Nov. 8, 2006: News Sports Insights
 












News

Sutherland favors tax-sharing plan
By Jeff Gallatin
Bay Village
Published Nov. 8, 2006

Mayor Debbie Sutherland is asking her city team to buy into a plan for sharing income taxes with other Cuyahoga County communities when businesses move from one city to another in the county.

Sutherland, who is also president of the Cuyahoga County Mayors and Managers Association, sent a Nov. 1 memo to the Bay Village City Council and members of her administration asking them to support discussion of and passing a resolution of support for principles advocating sharing the income taxes when the businesses move within the county. The memo came a few days after the 57-member Mayors and Managers Association approved Tax Revenue Sharing Principles, which would support having both the community getting the business and the one losing it share the taxes for up to five years.

Sutherland said having county cities approve such an arrangement would benefit all communities in the long run.

“One of the glaring challenges that became very apparent early in the discussions was how to coordinate a focused effort on business attraction when so many communities war among themselves and trade businesses through incentives,” Sutherland said in her memo. “The net result is that we all lose, and that certainly does not benefit our region.”

Sutherland said later in the week that she is only asking Bay officials and other communities ultimately to share the income tax from the business moves.

“I want to emphasize that its only for those moves - we certainly would not be sharing our other income taxes or asking other cities to do that,” Sutherland said. “We’ve been working hard as a group in the Mayors Association and with other county groups to try and find ways of stopping communities from poaching businesses from each other. It’s counterproductive and wastes resources and energy in all our communities.”

She said the Mayors and Managers Association and the other groups have worked for close to a year on the principles to come up with a viable plan which would serve all the communities well.

“The principles … will serve as the basis underlying future agreements that may be regional in nature. Only by truly working together can we strengthen this region – preserving and protecting our communities, schools and the livelihoods of our residents,” Sutherland said in the memo. “As you can see from the principles, the probability that the parameters in Bay Village would ever trigger an opportunity to share with another community is minute. As president of the association and one of the architects of the principles, I strongly believe that this is the right thing to do for our region.”

In the principles approved by the association: tax sharing applies to the jobs in existence immediately prior to the move; tax sharing does not apply to new jobs created at the new site and it does not apply when the payroll being moved is less than $500,000 in gross salaries.

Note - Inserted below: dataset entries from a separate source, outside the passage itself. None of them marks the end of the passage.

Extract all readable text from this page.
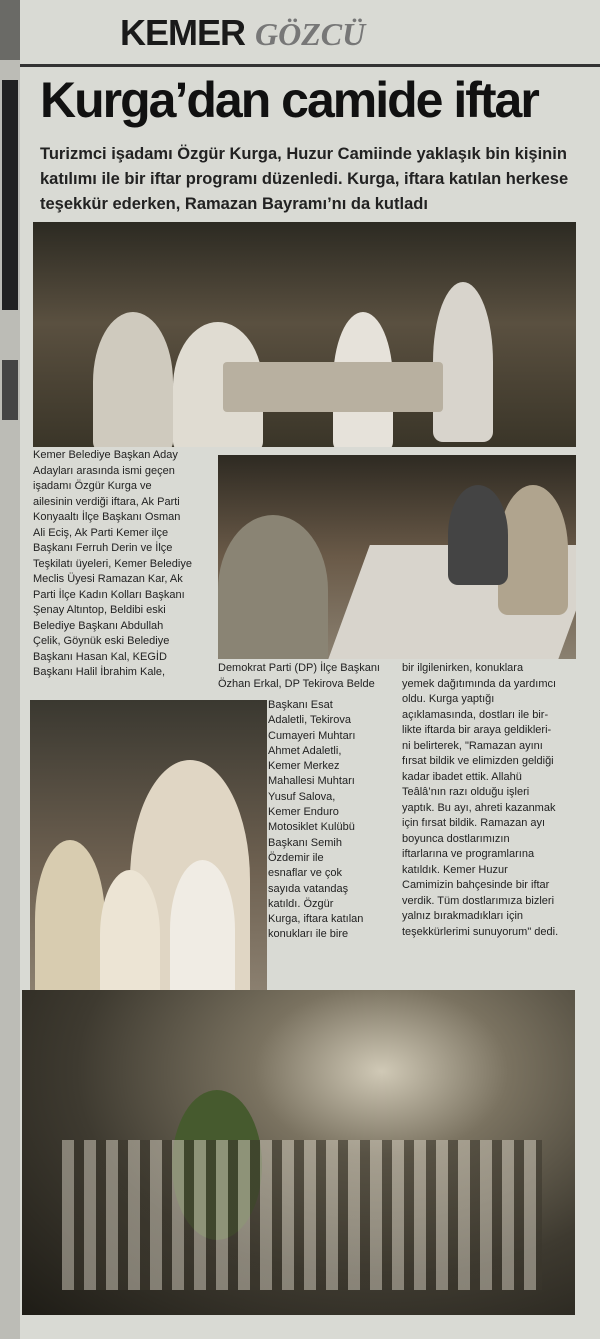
KEMER GÖZCÜ
Kurga’dan camide iftar
Turizmci işadamı Özgür Kurga, Huzur Camiinde yaklaşık bin kişinin katılımı ile bir iftar programı düzenledi. Kurga, iftara katılan herkese teşekkür ederken, Ramazan Bayramı’nı da kutladı
Kemer Belediye Başkan Aday
Adayları arasında ismi geçen
işadamı Özgür Kurga ve
ailesinin verdiği iftara, Ak Parti
Konyaaltı İlçe Başkanı Osman
Ali Eciş, Ak Parti Kemer ilçe
Başkanı Ferruh Derin ve İlçe
Teşkilatı üyeleri, Kemer Belediye
Meclis Üyesi Ramazan Kar, Ak
Parti İlçe Kadın Kolları Başkanı
Şenay Altıntop, Beldibi eski
Belediye Başkanı Abdullah
Çelik, Göynük eski Belediye
Başkanı Hasan Kal, KEGİD
Başkanı Halil İbrahim Kale,	Demokrat Parti (DP) İlçe Başkanı
Özhan Erkal, DP Tekirova Belde
Başkanı Esat
Adaletli, Tekirova
Cumayeri Muhtarı
Ahmet Adaletli,
Kemer Merkez
Mahallesi Muhtarı
Yusuf Salova,
Kemer Enduro
Motosiklet Kulübü
Başkanı Semih
Özdemir ile
esnaflar ve çok
sayıda vatandaş
katıldı. Özgür
Kurga, iftara katılan
konukları ile bire
bir ilgilenirken, konuklara
yemek dağıtımında da yardımcı
oldu. Kurga yaptığı
açıklamasında, dostları ile bir-
likte iftarda bir araya geldikleri-
ni belirterek, "Ramazan ayını
fırsat bildik ve elimizden geldiği
kadar ibadet ettik. Allahü
Teâlâ’nın razı olduğu işleri
yaptık. Bu ayı, ahreti kazanmak
için fırsat bildik. Ramazan ayı
boyunca dostlarımızın
iftarlarına ve programlarına
katıldık. Kemer Huzur
Camimizin bahçesinde bir iftar
verdik. Tüm dostlarımıza bizleri
yalnız bırakmadıkları için
teşekkürlerimi sunuyorum" dedi.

Sharing terminates at the earlier of two dates: five years after the move, or when the original host city “back-fills” space at the same payroll value with a similar end-user; provided that A. if the user who moved the jobs adds equivalent new payroll in the original host city, jobs qualify as backfill and B. if a new user fills only part of the vacated space with jobs and payroll of lesser quality, that partial payroll will be deducted from the tax sharing. Tax sharing is a concept based not on poaching, but on an integral part of all business moves within the county.

Sutherland said she plans to discuss the principles with city officials in more detail later this month.

Council President Brian Cruse said the plan has merit.

“It’s just another sign of the growing importance regionalism is going to have for the area,” Cruse said. “We all have to work together to try and survive. This is something I believe would be good for Bay and for other communities.”

Cruse said it’s likely council will consider the resolution by the end of the year.

Westlake Mayor Dennis Clough, who abstained in the vote at the Mayors and Managers Association meeting, said the abstention was due to concerns about Westlake being raided by Lorain County communities.

“It’s a good idea for Cuyahoga County communities. I’m supportive of  working with other communities from there,” Clough said.

He said Westlake traditionally has not used many incentives to draw other businesses into the city.

“We’ve done a good job of attracting businesses with our balance of residential and commercial and a good business climate,” Clough said.

He said the city has only used incentives on a limited basis after the threat of losing businesses to Lorain County became more prevalent.

Clough said it’s likely the city will consider anti-poaching legislation in the future as well.